Widespread panic in the markets engulfed First Republic Bank on Thursday, a devastating blow to a mid-sized lender that until a week ago had been as financially stable as any of its peers.
Shares of First Republic tumbled 20 percent Thursday in the latest twist in a sector that has been in turmoil since the implosion of the Silicon Valley bank.
They are down 60 percent since last Thursday.
The new optimism comes as the bank is exploring aggressive steps, including a possible sale to a larger competitor or a financial rescue, with the matter said.
The moves came despite First Republic’s efforts this weekend to shore up its finances with $70 billion in emergency loans and other liquidity from the Federal Reserve and JPMorgan Chase.
As of Monday, its president, James H. Herbert II, the bank has not said anything publicly about its financial position. told CNBC In an interview, he did not see an unusual number of depositors fleeing. Neither he nor a spokeswoman for the bank responded to requests to confirm the statement or provide a further update.
In a statement on Sunday, the bank said: “First Republic’s capital and liquidity positions are very strong, and its capital is above the regulatory threshold for well-capitalized banks.”
Before Bloomberg News reported First Republic is considering options, including a sale.
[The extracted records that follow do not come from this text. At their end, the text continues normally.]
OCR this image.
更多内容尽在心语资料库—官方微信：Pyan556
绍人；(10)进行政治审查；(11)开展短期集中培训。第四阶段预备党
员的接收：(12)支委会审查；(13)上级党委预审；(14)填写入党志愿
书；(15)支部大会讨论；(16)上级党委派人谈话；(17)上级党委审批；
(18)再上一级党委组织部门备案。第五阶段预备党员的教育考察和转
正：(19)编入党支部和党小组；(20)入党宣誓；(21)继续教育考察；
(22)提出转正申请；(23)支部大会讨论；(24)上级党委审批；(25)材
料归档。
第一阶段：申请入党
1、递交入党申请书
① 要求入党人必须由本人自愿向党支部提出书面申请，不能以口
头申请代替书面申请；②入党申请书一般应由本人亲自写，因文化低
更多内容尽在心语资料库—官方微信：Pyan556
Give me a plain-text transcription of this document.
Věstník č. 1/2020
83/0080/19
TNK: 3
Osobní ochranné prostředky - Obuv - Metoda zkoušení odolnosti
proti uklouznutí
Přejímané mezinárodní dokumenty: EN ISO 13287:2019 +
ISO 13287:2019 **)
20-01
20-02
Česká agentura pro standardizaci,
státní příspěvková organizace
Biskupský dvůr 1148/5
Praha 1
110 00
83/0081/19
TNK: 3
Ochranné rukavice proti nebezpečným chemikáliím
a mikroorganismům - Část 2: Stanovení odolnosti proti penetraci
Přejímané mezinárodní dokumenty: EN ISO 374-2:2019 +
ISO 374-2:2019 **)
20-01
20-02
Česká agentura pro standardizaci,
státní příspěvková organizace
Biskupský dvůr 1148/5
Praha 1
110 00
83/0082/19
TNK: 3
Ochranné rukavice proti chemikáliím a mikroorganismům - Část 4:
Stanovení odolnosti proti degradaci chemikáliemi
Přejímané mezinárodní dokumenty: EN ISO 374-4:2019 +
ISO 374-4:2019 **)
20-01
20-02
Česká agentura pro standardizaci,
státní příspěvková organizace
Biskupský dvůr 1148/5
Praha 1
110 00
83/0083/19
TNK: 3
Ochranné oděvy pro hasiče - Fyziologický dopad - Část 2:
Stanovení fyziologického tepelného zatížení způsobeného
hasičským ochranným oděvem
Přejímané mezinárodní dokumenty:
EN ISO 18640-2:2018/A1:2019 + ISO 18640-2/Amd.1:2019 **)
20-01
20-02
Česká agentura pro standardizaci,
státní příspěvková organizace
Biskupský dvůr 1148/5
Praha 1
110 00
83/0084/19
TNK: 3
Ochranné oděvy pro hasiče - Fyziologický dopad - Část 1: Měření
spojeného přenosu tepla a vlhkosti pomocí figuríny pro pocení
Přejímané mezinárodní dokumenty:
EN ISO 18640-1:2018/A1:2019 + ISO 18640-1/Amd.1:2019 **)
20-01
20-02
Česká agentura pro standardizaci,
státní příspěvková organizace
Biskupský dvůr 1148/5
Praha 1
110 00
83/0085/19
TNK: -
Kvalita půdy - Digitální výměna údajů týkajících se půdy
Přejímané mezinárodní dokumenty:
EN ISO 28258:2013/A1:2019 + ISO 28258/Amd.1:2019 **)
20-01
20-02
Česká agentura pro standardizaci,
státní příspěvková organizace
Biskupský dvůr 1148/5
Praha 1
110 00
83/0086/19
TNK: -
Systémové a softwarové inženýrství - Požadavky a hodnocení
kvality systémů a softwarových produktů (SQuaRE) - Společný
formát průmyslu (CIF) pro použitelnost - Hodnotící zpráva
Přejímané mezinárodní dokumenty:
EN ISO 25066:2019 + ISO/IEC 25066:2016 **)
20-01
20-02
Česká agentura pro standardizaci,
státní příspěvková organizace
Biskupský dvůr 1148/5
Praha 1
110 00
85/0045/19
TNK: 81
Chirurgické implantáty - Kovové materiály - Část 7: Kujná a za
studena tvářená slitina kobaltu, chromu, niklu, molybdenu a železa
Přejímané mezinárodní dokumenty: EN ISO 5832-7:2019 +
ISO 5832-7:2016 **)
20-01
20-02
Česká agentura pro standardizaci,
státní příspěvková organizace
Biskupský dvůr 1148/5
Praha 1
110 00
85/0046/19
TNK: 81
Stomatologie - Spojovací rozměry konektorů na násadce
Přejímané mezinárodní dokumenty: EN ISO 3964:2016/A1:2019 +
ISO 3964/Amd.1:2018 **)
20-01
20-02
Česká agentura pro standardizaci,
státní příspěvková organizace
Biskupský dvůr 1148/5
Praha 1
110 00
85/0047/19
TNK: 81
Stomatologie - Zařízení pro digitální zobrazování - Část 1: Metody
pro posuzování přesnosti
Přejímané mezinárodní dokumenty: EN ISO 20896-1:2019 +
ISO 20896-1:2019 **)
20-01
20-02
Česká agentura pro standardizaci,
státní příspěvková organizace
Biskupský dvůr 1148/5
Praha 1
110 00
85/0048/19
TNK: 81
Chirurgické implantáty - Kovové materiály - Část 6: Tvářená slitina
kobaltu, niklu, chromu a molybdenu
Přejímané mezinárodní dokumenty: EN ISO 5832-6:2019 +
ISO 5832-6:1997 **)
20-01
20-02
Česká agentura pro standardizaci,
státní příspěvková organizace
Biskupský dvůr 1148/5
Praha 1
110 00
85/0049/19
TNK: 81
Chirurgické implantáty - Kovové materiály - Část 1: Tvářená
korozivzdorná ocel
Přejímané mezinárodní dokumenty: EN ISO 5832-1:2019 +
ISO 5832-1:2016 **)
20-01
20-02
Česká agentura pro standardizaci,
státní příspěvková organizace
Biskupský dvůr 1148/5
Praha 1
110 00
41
Until recently, First Republic was seen as a fast-growing bank. Its customer deposits stood at $176 billion as of January, up from $90 billion three years earlier.
Founded in San Francisco in 1985, First Republic began as a specialty lender with $8 million in jumbo loans to homeowners in the Bay Area. For a brief period beginning in 2007, First Republic was owned by Merrill Lynch, but First Republic was eventually spun off when Merrill was absorbed by a competitor during the 2008 financial crisis.
Today, it has approximately 85 retail branches in well-served areas such as Los Angeles and the San Francisco Bay Area, New York City, Palm Beach, Boston, and Jackson, Wyo.
Like Silicon Valley Bank, which failed last week, First Republic focuses on wealthy clients, offering personal and business money management services.
According to UPS analysts, it has a “high-touch customer service model” that is known to provide consistent availability to customers in need.
In November 2021, when he was elected to the Bay Area Business Hall of Fame, Mr. Herbert said, “We are very grateful to the Bay Area. It’s a magical, innovative place, and we try to reflect that as best we can.
Similarities with SVB have weighed on Republic since this week, with depositors rushing to withdraw money for fear of a takeover by federal regulators, just like SVB. This is a particularly serious concern at banks that serve wealthy clients, as bank accounts are typically only insured up to $250,000, putting larger accounts at risk.
Approximately two-thirds of the First Republic’s deposits are above that threshold; At SVB, it was about 93 percent, while at larger banks the figure is usually half that.
When the Federal Deposit Insurance Corp. took over SVB and smaller rival Signature Bank this weekend, it said all depositors, no matter how big their accounts, would be paid out in lump sums.
The First Republic must access government funds as part of an emergency backstop plan created on Sunday to stem the fallout from SVB’s failure.
The First Republic’s challenges include a downgrade of its credit rating by major agencies, making it more difficult and expensive to raise emergency funds. S&P Global Ratings on Tuesday downgraded the bank’s debt to junk status. Moody’s Investors Service, in its own downgrade of the bank earlier this week, warned of First Republic’s high level of potential losses in its investment portfolio – similar to the problems that brought down SVB.
That means the bank will be forced to sell some of its shares at an immediate loss as depositors withdraw their money, threatening the bank’s credit as a whole.
Other US regional banks also faced pressure on Thursday as they battled market volatility. Shares of PacWest Bancorp were down 11 percent by midday, and East West Bancorp was down 5 percent. The biggest US banks, JPMorgan Chase and Bank of America, posted small increases; They are seen as better able to weather the current crisis because they have more diversified deposit bases and are subject to more stringent regulations than their smaller counterparts.
First Republic depositor Farmgirl Flowers of Oakland, Calif., explained in an email to customers why it chose to bank with them.
“At the time I set up the account, a colored woman was running the bank. And in an underrepresented field, I wanted to choose to bank with an organization that is changing what leadership looks like,” wrote founder Christina Stempel.
He added, “While this is not something I plan to change, I now understand that protecting my team and my business means choosing to work with monopolies in this industry, even if their ideals are not the same as mine.”
Stacey Cowley contributed to this report.